Anyway, Loud N Clear looks just like Silver Sonic XL, and we assume it works the same way. We’d love to hear from anyone who has done a comparison of the two products.
“Hi, I’m Tana. Remember me?” So starts this BeDazzler spot. No, Tana, I don’t remember you or the BeDazzler. I guess I’m not part of the target demographic. Tana goes on to say she searched all over New York and couldn’t find even one BeDazzler. Were you surprised, Tana? Did you really think that the fashionistas of Manhattan would be clamoring to attach fake gems all over their designer duds?
Well, Tana found the BeDazzler, and I’m guessing she found it in the good old Midwest where I grew up. Here in the heartland, many women (and some men, like Milwaukee’s Liberace) never saw a rhinestone they didn’t want to attach to a piece of clothing or a fashion accessory.
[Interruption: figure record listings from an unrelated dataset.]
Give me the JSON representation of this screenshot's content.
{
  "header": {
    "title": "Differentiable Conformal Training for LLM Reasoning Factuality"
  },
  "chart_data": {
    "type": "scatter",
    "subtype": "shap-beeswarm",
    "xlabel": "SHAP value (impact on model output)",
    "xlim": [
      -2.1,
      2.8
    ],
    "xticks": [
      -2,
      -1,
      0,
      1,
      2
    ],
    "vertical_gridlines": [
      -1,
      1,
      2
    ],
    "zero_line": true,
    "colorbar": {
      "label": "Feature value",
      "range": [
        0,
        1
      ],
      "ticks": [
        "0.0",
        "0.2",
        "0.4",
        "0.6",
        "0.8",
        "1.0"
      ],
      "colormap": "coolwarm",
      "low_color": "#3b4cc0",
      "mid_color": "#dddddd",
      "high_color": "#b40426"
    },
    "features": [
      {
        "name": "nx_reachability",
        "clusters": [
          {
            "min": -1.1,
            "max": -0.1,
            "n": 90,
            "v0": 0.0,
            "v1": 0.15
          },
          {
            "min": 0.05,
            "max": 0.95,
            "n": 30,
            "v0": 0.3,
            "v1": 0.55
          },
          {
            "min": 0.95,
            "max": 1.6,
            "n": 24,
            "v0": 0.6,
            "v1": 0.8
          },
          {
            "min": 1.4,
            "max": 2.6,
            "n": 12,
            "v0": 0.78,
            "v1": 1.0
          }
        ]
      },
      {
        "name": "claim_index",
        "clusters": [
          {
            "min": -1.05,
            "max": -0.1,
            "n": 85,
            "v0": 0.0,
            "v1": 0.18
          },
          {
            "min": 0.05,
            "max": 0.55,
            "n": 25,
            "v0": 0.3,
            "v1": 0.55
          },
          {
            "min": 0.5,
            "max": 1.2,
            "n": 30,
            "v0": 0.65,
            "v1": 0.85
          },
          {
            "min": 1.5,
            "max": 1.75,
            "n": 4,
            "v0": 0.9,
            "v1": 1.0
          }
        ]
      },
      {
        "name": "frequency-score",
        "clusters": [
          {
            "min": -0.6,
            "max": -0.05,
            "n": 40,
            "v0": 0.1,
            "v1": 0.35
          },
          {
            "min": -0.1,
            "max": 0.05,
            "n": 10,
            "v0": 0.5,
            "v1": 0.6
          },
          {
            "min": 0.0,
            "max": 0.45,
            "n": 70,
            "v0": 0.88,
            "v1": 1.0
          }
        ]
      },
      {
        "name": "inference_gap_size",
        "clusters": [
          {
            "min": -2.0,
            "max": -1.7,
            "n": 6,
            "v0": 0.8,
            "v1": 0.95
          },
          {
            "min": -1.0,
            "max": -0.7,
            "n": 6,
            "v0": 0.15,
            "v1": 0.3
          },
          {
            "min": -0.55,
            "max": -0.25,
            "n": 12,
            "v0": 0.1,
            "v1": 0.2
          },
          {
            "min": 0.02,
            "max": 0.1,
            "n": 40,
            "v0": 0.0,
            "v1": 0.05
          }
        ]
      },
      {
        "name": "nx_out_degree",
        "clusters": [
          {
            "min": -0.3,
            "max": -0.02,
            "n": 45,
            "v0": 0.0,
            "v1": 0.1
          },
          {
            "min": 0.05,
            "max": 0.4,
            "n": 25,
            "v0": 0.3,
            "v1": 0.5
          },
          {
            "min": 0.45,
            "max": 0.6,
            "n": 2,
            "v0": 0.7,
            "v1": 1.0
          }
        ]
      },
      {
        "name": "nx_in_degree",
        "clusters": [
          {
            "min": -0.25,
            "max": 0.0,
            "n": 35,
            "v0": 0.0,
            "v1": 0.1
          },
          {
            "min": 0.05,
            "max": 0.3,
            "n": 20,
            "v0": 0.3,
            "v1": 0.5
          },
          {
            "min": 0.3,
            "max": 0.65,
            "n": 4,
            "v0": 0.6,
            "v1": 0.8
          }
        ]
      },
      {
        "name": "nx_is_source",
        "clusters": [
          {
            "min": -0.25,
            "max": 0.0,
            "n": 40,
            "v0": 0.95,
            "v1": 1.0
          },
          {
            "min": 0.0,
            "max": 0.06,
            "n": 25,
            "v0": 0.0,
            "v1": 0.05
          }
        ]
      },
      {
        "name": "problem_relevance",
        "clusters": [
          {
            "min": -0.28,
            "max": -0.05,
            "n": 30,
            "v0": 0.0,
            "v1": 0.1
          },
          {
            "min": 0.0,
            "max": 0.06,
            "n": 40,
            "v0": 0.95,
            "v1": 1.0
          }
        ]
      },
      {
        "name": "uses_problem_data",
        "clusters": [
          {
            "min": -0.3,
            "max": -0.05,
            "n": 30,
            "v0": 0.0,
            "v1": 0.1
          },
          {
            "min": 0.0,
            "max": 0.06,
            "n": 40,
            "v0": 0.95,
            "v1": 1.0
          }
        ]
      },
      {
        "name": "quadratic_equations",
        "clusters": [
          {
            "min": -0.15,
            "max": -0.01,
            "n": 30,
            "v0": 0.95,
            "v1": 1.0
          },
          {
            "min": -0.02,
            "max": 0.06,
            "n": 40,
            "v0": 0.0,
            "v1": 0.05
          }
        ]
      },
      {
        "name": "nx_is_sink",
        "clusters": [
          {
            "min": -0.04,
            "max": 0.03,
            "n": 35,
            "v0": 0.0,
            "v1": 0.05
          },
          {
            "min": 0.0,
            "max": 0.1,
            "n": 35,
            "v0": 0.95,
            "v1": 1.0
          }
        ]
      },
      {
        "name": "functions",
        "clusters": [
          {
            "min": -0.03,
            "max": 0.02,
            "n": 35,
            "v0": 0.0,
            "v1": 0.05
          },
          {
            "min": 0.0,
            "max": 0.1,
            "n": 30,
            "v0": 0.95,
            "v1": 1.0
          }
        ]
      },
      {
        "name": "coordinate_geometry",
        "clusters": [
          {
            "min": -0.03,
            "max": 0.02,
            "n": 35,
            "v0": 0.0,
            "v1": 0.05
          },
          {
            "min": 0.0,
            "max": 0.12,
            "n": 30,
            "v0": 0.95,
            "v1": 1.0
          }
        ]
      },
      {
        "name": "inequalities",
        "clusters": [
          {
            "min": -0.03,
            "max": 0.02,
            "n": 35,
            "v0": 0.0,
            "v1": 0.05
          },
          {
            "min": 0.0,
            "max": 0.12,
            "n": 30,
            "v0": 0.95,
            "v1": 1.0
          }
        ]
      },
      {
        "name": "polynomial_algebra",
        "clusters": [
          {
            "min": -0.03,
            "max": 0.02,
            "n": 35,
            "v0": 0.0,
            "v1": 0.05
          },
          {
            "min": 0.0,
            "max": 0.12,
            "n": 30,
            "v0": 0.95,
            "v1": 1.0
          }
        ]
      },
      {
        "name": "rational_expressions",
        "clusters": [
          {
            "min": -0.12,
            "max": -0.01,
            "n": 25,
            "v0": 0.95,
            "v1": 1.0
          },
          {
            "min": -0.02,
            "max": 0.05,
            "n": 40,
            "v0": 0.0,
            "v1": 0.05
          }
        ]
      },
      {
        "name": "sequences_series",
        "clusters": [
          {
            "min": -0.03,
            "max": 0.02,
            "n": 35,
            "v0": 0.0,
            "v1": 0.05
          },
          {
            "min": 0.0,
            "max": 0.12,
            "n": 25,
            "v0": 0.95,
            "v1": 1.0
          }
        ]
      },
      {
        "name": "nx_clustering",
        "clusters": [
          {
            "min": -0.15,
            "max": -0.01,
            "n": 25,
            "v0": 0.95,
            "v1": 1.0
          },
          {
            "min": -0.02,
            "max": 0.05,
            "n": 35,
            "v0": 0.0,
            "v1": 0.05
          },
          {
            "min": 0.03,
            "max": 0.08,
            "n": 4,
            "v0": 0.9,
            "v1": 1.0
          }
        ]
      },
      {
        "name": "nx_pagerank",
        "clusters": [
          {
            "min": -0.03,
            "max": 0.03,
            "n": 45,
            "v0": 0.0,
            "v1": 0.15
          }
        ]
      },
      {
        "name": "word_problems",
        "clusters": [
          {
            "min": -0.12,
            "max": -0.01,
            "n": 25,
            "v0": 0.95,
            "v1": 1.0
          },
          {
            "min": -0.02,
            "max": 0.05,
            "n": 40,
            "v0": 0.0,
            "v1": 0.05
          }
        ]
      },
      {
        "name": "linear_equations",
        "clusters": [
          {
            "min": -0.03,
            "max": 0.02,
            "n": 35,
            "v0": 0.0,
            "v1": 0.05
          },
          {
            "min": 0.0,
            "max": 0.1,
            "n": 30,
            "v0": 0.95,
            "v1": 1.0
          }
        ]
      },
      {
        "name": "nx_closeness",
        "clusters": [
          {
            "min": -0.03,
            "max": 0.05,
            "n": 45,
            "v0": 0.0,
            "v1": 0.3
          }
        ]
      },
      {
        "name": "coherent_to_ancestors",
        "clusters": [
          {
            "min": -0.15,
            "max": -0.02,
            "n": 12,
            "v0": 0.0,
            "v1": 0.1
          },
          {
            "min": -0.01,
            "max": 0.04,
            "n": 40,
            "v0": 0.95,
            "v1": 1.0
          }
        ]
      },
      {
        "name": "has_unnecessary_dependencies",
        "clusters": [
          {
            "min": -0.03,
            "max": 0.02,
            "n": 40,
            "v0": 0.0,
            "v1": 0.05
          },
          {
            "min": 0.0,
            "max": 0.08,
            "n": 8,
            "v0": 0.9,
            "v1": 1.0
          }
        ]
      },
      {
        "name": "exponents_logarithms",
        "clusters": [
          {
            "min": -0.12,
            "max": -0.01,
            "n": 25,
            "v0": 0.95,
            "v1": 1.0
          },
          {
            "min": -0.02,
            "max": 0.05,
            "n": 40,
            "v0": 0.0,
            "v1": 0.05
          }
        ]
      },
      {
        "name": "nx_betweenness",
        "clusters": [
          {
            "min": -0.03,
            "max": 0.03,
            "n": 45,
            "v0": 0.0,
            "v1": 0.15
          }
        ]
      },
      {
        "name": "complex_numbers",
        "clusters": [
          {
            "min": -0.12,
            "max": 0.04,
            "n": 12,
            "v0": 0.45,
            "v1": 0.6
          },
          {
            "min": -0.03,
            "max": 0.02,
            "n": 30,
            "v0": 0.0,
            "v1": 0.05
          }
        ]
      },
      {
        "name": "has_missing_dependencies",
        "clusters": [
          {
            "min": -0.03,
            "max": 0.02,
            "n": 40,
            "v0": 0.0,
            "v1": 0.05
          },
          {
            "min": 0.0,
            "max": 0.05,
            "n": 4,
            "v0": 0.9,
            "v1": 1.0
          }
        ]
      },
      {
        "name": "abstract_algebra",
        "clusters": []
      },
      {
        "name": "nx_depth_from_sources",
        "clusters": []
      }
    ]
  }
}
So, I say to all soccer, hockey and NASCAR moms, “You go, girls.” Get the BeDazzler and cover everything you own in beautiful, glittery goodness. If you can’t afford to buy new clothes in today’s economy, then add some bling instead!
Hey everybody who doesn’t like Billy Mays: Just because you Googled his name and found our Top Ten Billy Mays Commercials page, that doesn’t mean we represent, control, or even know Mr. Mays. So, although K. wants us to “do something” about Billy’s loud voice, we are powerless to act. Sorry. Here’s K.’s screed:
To Whom It May Concern:
I am so tired of listening to Billy Mays SCREAMING on television about this product and that product. I have gotten to the point that I either mute him because I can’t stand the way he hollers throughout the commercials, or I just simply change the channel. If anything, the way that he loudly talks about the products that he wants people to buy makes me NOT want to have anything to do with any of the products he is selling. Amost all of my family feels the same way, please do something about his loud voice harping to anyone who is watching him, I may actually listen if I weren’t being yelled at.
Thank you for your consideration in this matter.
Well, we considered it, and since we can’t help, we’ll just post your email here to let everyone know that. And don’t forget, some people are actually fans of Billy Mays, whether you believe it or not.